Recommendations for Reform
Policy Reforms: Ensure that policies prohibit, rather than alter or ameliorate, solitary confinement. Reform must include a ban on solitary confinement for any reason other than to prevent immediate harm, with clear limits on its use even under emergency circumstances.
- Argue for a child-specific constitutional standard. Several recent solitary confinement cases have successfully relied upon a series of decisions from the Supreme Court recognizing the effect of adolescent development research on constitutional standards.
- Bring education claims in support of ending solitary confinement. Claims challenging the failure to provide a meaningful education can be a key part of litigation seeking to end solitary confinement, provided that the goal is to get youth out of solitary, not simply to improve conditions.
- Challenge discriminatory policies and practices. Federal disability law can offer a more protective standard than classic conditions of confinement claims, and other discrimination claims should be considered when appropriate.
Strong Juvenile Defense:
- Ensure post-disposition representation. Many, if not most, uses of solitary confinement in juvenile facilities occur post-adjudication, making post-dispositional representation an essential advocacy strategy.
- Ask targeted questions. Youth and families may not immediately share information about the harsh conditions of confinement unless defenders ask specific questions and invite discussion on the issue.
- Visit local facilities. By visiting their clients’ placements, defenders can better advocate for clients and can also serve as a vital source of information to other stakeholders and advocates.
- Enlist the court. Raising constitutional and statutory challenges to solitary confinement in individual cases can be an effective form of advocacy, and court orders can assist in getting youth appropriate services or supports.
- File licensing complaints and grievances. By reporting uses of solitary confinement that may violate facility policy, licensing requirements, or other regulations, advocates create a written record of the problem and can potentially prompt an investigation or other responsive action.

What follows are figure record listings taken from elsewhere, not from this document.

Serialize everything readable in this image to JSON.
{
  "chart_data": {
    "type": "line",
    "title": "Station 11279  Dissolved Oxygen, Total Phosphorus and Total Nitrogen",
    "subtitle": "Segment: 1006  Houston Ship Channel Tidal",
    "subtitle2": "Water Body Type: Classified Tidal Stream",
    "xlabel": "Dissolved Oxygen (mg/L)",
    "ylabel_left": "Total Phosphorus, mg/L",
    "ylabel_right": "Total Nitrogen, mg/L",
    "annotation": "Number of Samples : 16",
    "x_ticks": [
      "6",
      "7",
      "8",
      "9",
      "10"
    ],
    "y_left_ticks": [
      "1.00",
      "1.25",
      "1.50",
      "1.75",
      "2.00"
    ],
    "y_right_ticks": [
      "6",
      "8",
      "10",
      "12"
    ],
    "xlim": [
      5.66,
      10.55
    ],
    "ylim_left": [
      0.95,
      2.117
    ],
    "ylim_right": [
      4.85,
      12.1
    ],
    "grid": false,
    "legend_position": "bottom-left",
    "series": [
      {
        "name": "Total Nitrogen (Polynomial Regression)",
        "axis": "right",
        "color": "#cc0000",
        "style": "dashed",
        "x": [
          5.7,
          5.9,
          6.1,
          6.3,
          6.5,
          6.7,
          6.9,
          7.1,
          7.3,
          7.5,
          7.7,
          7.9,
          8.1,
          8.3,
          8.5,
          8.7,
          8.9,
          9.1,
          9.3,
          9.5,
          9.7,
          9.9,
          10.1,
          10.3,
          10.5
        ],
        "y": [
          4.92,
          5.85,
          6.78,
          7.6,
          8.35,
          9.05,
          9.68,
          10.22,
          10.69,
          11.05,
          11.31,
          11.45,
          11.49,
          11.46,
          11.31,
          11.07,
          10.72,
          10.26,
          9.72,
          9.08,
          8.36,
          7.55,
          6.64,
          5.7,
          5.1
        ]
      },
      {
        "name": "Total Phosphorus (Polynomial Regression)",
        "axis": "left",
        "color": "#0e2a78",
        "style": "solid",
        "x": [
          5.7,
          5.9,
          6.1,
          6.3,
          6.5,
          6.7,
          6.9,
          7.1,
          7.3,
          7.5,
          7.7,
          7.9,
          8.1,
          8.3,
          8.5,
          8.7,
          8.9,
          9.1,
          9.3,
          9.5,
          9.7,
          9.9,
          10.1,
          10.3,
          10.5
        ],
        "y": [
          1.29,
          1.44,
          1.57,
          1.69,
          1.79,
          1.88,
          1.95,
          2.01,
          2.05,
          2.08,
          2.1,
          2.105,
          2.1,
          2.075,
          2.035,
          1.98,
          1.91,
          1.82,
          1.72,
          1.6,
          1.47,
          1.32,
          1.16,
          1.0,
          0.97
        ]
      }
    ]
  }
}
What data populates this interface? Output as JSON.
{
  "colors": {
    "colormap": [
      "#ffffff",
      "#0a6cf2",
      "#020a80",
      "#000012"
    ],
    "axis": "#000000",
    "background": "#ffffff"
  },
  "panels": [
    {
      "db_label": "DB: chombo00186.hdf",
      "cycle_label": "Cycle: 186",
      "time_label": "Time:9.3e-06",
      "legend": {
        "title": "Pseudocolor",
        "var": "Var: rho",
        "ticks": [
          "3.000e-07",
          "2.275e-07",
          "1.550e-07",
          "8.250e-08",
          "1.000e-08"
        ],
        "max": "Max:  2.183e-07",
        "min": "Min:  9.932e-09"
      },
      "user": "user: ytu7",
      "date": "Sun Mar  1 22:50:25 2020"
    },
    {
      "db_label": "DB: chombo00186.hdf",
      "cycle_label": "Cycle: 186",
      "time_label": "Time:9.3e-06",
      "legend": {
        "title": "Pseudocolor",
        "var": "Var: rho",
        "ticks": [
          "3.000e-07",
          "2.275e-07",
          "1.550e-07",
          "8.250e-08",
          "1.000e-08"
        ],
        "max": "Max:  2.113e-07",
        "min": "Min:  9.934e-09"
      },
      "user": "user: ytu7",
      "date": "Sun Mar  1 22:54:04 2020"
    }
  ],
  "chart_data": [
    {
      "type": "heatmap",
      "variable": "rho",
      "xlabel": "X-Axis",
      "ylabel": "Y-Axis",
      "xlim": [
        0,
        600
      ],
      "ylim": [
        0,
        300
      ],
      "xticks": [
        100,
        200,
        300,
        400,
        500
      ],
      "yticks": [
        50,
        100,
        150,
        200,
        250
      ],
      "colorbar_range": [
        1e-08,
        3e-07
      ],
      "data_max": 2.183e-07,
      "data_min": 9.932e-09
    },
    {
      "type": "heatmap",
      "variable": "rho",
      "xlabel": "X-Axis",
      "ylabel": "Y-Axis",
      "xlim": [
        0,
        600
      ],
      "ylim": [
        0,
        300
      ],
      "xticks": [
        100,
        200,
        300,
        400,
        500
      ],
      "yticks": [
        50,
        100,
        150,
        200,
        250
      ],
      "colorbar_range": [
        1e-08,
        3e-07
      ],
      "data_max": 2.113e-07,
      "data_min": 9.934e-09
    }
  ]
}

- Work with advocates engaged in system reform. By partnering with other organizations, such as the local Protection & Advocacy (P&A) agency, defenders can expand the resources available to challenge uses of solitary confinement.
Community Partnerships: Work with youth, parents, and other community advocates. Community groups can help defenders, litigators, and policy advocates identify abuses, shape the broader reform effort, and elevate issues not easily presented as legal arguments.